17 Mai : Hommage Aux FARDC et à la Résistance Nationale de Mzee KABILA et de Félix TSHISEKEDI

Le 17 Mai ne se contente pas d’être une date de mémoire : c’est, dans l’élan de Patrick KATENGO Président du Forum National de la Jeunesse, un acte de conscience qui rappelle que la Souveraineté du Congo ne se négocie jamais. À travers l’ Hommage rendu à Mzee Laurent Désiré KABILA pour sa résistance face aux velléités d’expansionnisme Rwandais, KATENGO inscrit la commémoration dans une logique de devoir. Dans le même souffle, il salue Son Excellence Félix Antoine TSHISEKEDI, qu’il présente comme un rempart politique et institutionnel, engagé pour que le Pays demeure maître de son destin et que le sacrifice de ceux d’hier( Simon KIMBANGU, KIMPAVITA, LUMUMBA ET MZEE KABILA) ne soit ni effacé ni dilué. Ainsi, la date devient une passerelle entre la lutte passée et l’exigence présente : le Congo d’abord, sans calcul, sans compromission, sans oubli.

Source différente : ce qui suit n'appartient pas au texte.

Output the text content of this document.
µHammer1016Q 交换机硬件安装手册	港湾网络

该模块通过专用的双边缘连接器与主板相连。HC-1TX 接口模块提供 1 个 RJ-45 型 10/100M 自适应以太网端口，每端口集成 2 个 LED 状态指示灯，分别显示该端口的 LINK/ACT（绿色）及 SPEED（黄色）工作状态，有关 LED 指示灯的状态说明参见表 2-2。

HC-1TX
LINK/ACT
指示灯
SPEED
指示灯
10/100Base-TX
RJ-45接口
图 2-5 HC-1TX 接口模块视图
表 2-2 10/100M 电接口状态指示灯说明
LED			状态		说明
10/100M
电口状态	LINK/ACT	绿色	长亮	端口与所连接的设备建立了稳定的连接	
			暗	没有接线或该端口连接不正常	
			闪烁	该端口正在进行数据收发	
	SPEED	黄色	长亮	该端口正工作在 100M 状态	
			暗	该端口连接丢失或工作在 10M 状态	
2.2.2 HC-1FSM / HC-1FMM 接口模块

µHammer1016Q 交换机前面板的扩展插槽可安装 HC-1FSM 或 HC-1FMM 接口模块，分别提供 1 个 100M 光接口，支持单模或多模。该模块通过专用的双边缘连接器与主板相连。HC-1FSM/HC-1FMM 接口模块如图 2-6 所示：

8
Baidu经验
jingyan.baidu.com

L’Hommage s’approfondit encore lorsqu’il met en lumière une idée-force : deux Hommes, deux trajectoires, une même conviction nationaliste. Laurent Désiré KABILA, décrit comme celui que les Rwandais voulaient instrumentaliser au nom de plans supposés de « balkanisation», a répondu par un refus clair, au prix d’une tragédie nationale—celle de son assassinat. Félix TSHISEKEDI, présenté comme celui qui, 18 ans après affronte les mêmes ambitions Rwandaises, se bat à remettre le Pays “sur les rails”, réaffirme que l’histoire Congolaise ne se laisse pas écrire par des puissances extérieures ni par des manœuvres visant à fragiliser l’unité. Dans cette lecture, Patrick KATENGO établit une continuité : ce ne sont pas seulement des dirigeants qui résistent, mais la nation elle-même, appelée à tenir debout malgré les tentatives de division, de domination et de balkanisation.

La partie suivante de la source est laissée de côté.